Friday, Feb. 07, 1969

Ordeal by Hippogriff

THE GIRLS by Henry de Montherlant, translated by Terence Kilmartin. 639 pages. Harper & Row. $8.95.

It was much easier for M. De Montherlant to think himself a hero when he faced women (and women chosen for his purpose) than when he was obliged to act the man among men--something many women have done better than he, for that matter. --De Beauvoir, The Second Sex

These are harsh words. But Mile, de Beauvoir's view of The Girls and its author is mild compared with the portrait of womankind sketched by Henry de Montherlant in these four novels published separately in Paris between 1936 and 1939 and now issued in America for the first time in a single volume. An accomplished playwright, novelist and gadfly, Montherlant at one time or another has irritated nearly everyone in France. Misogyny, though, is the specialite de la maison--like fetuccine Alfredo served with a silver spoon.

His chief literary agent in such matters is the fictional character Pierre Costals, an aristocratic writer, libertine and dedicated bachelor whom critics, rather unkindly, assume to be Montherlant's alter ego. "Literary men," Costals caustically observes, "attract crazy women the way a lump of rotten meat collects flies." And Costals is, indeed, a man much beset by marriage-minded females, most of whom begin by writing unsolicited letters to him. One, a peasant girl named Therese Pantevin, informs Costals that because of his novels she envisions him as her spiritual savior; when he advises her to see her priest, she goes mad. Another, Andree Hacquebaut, sets a new record in passionate penmanship for the mails (some 200 letters over a period of two years), first offering Costals her provincial, literate, blue-stocking soul and finally her awkward 30-year-old body.

Costals accepts neither. He cannot abide the idea of married coupling ("sublimation, wrangling and frenzy"). Instead, as a change from Andree's overblown (not to say overwritten) femininity, he pursues Solange Dandillot, a pretty and reassuringly placid young thing from the Parisian upper middle class. At first she is just right for him, pliant and emotionally phlegmatic. But soon a monster, which Costals calls the Hippogriff, begins to stir in her. In short, she becomes a woman who wants to get married. To that end, she willingly suffers every humiliation that Costals can devise for her, including the signing of a false letter admitting adultery in the marriage-to-be (giving Costals legal grounds for divorce) and agreeing to have an abortion performed should she become pregnant some time after the ceremony.

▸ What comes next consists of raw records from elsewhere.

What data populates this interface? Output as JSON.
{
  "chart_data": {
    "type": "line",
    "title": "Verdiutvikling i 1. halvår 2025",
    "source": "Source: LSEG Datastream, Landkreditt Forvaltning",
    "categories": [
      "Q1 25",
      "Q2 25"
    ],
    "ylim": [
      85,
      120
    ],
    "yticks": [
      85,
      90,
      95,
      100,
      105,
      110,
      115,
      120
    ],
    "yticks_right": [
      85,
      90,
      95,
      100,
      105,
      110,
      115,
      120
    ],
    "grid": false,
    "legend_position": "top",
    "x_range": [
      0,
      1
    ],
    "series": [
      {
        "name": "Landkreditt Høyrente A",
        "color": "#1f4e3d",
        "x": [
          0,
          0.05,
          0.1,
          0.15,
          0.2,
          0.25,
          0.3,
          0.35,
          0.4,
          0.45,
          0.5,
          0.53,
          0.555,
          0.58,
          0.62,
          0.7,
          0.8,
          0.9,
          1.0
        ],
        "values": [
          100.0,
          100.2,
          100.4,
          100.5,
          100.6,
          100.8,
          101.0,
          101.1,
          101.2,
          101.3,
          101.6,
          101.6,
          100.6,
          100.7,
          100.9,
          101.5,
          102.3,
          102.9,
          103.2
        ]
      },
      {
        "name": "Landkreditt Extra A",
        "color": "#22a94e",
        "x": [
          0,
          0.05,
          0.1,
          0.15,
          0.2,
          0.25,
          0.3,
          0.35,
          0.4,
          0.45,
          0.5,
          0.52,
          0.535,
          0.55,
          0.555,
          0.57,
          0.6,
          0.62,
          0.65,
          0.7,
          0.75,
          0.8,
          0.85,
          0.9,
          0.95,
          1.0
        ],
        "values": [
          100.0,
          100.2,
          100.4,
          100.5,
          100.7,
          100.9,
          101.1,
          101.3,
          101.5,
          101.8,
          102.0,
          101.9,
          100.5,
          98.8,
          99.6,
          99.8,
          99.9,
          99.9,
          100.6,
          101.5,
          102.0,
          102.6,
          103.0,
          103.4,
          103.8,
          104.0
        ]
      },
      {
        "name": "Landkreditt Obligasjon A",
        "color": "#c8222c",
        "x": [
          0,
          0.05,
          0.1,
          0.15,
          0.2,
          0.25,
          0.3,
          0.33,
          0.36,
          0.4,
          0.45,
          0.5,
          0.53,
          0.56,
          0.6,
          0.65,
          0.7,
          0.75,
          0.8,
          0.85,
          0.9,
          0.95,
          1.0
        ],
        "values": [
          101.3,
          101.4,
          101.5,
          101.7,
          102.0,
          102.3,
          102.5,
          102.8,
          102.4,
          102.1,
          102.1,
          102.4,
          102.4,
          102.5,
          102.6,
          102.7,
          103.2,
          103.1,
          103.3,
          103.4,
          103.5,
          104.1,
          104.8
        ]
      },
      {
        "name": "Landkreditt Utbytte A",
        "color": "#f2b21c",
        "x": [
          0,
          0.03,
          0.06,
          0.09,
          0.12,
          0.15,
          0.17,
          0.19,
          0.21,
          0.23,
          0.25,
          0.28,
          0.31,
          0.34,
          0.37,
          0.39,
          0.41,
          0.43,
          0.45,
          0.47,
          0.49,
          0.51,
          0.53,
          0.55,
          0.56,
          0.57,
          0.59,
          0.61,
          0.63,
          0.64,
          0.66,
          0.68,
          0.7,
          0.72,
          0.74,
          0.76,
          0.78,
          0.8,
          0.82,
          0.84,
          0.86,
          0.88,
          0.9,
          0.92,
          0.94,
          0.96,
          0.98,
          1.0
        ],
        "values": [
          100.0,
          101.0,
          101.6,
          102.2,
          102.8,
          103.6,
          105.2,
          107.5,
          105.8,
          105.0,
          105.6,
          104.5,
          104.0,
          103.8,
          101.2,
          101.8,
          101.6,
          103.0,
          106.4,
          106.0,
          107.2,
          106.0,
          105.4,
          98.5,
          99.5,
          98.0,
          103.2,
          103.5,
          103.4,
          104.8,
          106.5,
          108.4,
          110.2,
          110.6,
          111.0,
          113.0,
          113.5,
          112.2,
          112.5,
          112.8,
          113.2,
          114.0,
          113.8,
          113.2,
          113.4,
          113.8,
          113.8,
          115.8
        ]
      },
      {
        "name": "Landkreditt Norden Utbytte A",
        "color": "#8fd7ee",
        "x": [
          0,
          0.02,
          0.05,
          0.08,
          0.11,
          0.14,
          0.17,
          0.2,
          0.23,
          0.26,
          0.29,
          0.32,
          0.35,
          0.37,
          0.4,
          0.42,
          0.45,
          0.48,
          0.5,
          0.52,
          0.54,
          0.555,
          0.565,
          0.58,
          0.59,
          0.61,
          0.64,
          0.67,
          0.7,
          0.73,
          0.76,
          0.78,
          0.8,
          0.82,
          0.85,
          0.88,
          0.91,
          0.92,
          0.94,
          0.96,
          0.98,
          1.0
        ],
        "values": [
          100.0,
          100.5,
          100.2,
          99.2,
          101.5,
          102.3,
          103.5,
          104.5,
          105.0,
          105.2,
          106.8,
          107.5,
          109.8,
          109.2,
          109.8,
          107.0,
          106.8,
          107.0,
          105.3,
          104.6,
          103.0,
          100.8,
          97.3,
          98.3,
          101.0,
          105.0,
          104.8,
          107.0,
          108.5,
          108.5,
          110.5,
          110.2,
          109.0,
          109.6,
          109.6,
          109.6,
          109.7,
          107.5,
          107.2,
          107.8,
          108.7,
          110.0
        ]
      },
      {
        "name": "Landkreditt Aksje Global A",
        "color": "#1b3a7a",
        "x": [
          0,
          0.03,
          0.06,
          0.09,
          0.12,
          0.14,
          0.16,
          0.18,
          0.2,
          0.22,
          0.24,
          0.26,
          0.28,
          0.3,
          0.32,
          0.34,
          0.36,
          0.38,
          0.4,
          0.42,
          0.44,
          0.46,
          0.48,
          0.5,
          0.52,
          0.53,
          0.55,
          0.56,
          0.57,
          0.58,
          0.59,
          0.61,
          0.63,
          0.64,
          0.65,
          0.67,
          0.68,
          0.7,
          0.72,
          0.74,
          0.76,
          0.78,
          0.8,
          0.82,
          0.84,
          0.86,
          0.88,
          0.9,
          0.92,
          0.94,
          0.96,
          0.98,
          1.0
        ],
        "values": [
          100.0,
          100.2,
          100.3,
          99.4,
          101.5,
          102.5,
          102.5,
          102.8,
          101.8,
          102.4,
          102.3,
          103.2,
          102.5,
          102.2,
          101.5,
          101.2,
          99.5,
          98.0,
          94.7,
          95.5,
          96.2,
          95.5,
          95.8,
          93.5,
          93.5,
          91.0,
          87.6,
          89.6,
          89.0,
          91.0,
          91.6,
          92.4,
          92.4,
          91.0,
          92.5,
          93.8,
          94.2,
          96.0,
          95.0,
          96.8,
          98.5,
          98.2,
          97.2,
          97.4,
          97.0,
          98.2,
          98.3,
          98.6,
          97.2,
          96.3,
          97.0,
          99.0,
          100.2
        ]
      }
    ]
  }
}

These goings-on are cruel and largely preposterous, well calculated to cause ire among women and rouse distaste in anyone who takes them seriously. There is some doubt, though, if Montherlant himself belongs entirely in the latter category. He seems to dislike women. But he also derives considerable amusement from being outrageous in his various literary poses, while needling society with invective. In one of his guises, Montherlant greatly resembles Shaw and his assertion that the sex war is really a standoff skirmish between the Man of Moral Passion and the female Life Force.

Many of Montherlant's jibes seem self-consciously Shavian:

On feminine logic: "My theory

about you helps me live, therefore it

is true."

On love: "It doesn't exist in nature; it's an invention of women."

On Establishment mentality: "One

must never speak ill of stupidity in a

French newspaper."

Much arch commentary, however, edges toward Oscar Wilde: "He even felt glad that he had suffered a little. One must try everything once." Provocative (especially to an age notably short of elegant abuse), nearly always interesting as a tour de force, The Girls lacks narrative substance, a problem of form inevitable, perhaps, in books put together mainly from letters, excerpts from notebooks, oddments of thought and author's asides. The chief irony of The Girls, though, is that Costals, who keeps asserting that creative man must free himself from the constricting influence of women, ends by falling victim to his own fear and rage. Costals never succumbs to the Hippogriff. But by defining himself so incessantly in relation to women, he becomes, in some peculiar and not very attractive way, very much a ladies' man.